Algebraic expressions are like sentences in math. They use numbers, variables, and operators (like addition or subtraction) to convey a mathematical idea. In our exercise, we have the phrase "6 less than a number."

This is turned into an algebraic expression by representing "a number" as a variable, commonly written as \(x\). The variable \(x\) acts like a placeholder for any number we don't yet know. So, when we construct the expression, we simply follow the instruction in the phrase using the variable and numbers: \(x - 6\). This new expression \(x - 6\) means you're subtracting 6 from the unknown number \(x\).

Algebraic expressions are essential because they help us set up equations to solve puzzles involving unknown numbers. They're like blueprints for figuring things out mathematically.
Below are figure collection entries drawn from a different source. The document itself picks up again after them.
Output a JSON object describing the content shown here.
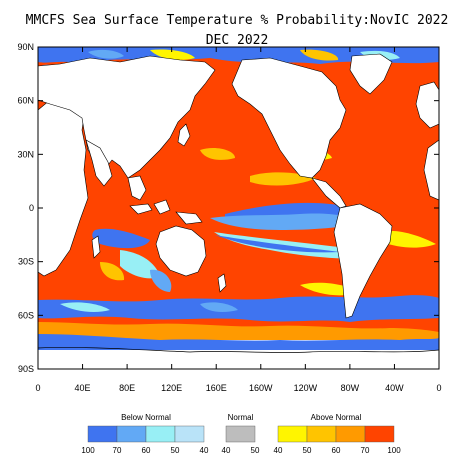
{
  "title_line1": "MMCFS Sea Surface Temperature % Probability:NovIC 2022",
  "title_line2": "DEC 2022",
  "map": {
    "lat_ticks": [
      "90N",
      "60N",
      "30N",
      "0",
      "30S",
      "60S",
      "90S"
    ],
    "lon_ticks": [
      "0",
      "40E",
      "80E",
      "120E",
      "160E",
      "160W",
      "120W",
      "80W",
      "40W",
      "0"
    ]
  },
  "legend": {
    "below": {
      "label": "Below Normal",
      "ticks": [
        "100",
        "70",
        "60",
        "50",
        "40"
      ],
      "colors": [
        "#3f74f0",
        "#62a9f5",
        "#98eff5",
        "#b9e3f8"
      ]
    },
    "normal": {
      "label": "Normal",
      "ticks": [
        "40",
        "50"
      ],
      "colors": [
        "#bdbdbd"
      ]
    },
    "above": {
      "label": "Above Normal",
      "ticks": [
        "40",
        "50",
        "60",
        "70",
        "100"
      ],
      "colors": [
        "#fff500",
        "#ffc400",
        "#ff9a00",
        "#ff4400"
      ]
    }
  },
  "colors": {
    "above_strong": "#ff4400",
    "above_mid": "#ff9a00",
    "above_weak": "#ffc400",
    "above_min": "#fff500",
    "below_strong": "#3f74f0",
    "below_mid": "#62a9f5",
    "below_weak": "#98eff5",
    "normal": "#bdbdbd",
    "land": "#ffffff"
  }
}
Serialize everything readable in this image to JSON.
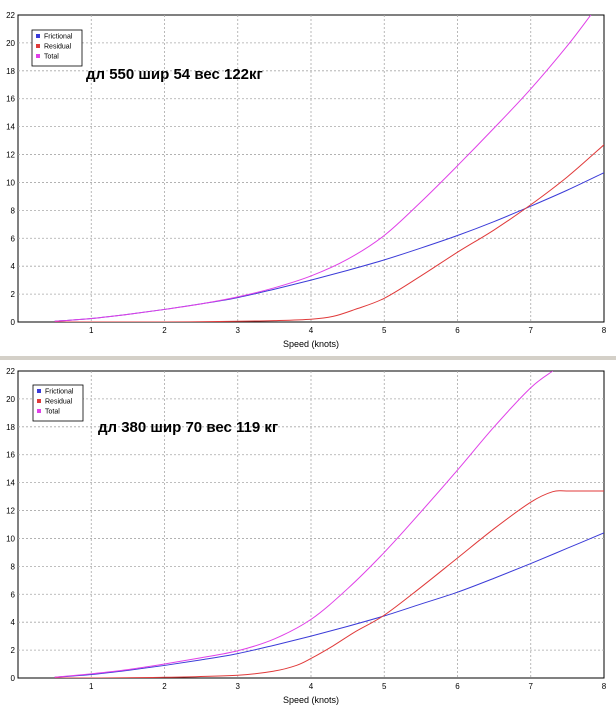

Mathematical phrases are the language tools we use to describe mathematical operations in everyday language. They often contain words that translate into specific arithmetic operations. Let's break down the phrase "6 less than a number," as seen in the exercise.

First, identify the key components:

• "6" - This is a number we will use in the calculation.
• "less than" - This phrase indicates subtraction, telling us to remove 6 from something else.
• "a number" - This is the unknown quantity, which we call \(x\).

By understanding each part, we can rewrite it as the algebraic expression \(x - 6\). This skill is valuable because it allows us to convert words into formulas, helping us apply math to real-world problems.

Subtraction in algebra works similarly to subtraction with regular numbers, but because we often work with variables, it can sometimes feel a bit more abstract.

When you see a phrase like "6 less than a number," it's explaining that you'll be taking 6 away from an unknown value \(x\). This type of expression, \(x - 6\), is straightforward once you get the hang of it. The subtraction operation here takes place between the variable \(x\) and the number 6.

Subtraction is one of the core arithmetic operations and is important for solving equations. In algebra, you often move terms to either side of an equation using addition or subtraction. It's all about balancing the scales by understanding and applying the rules of arithmetic effectively.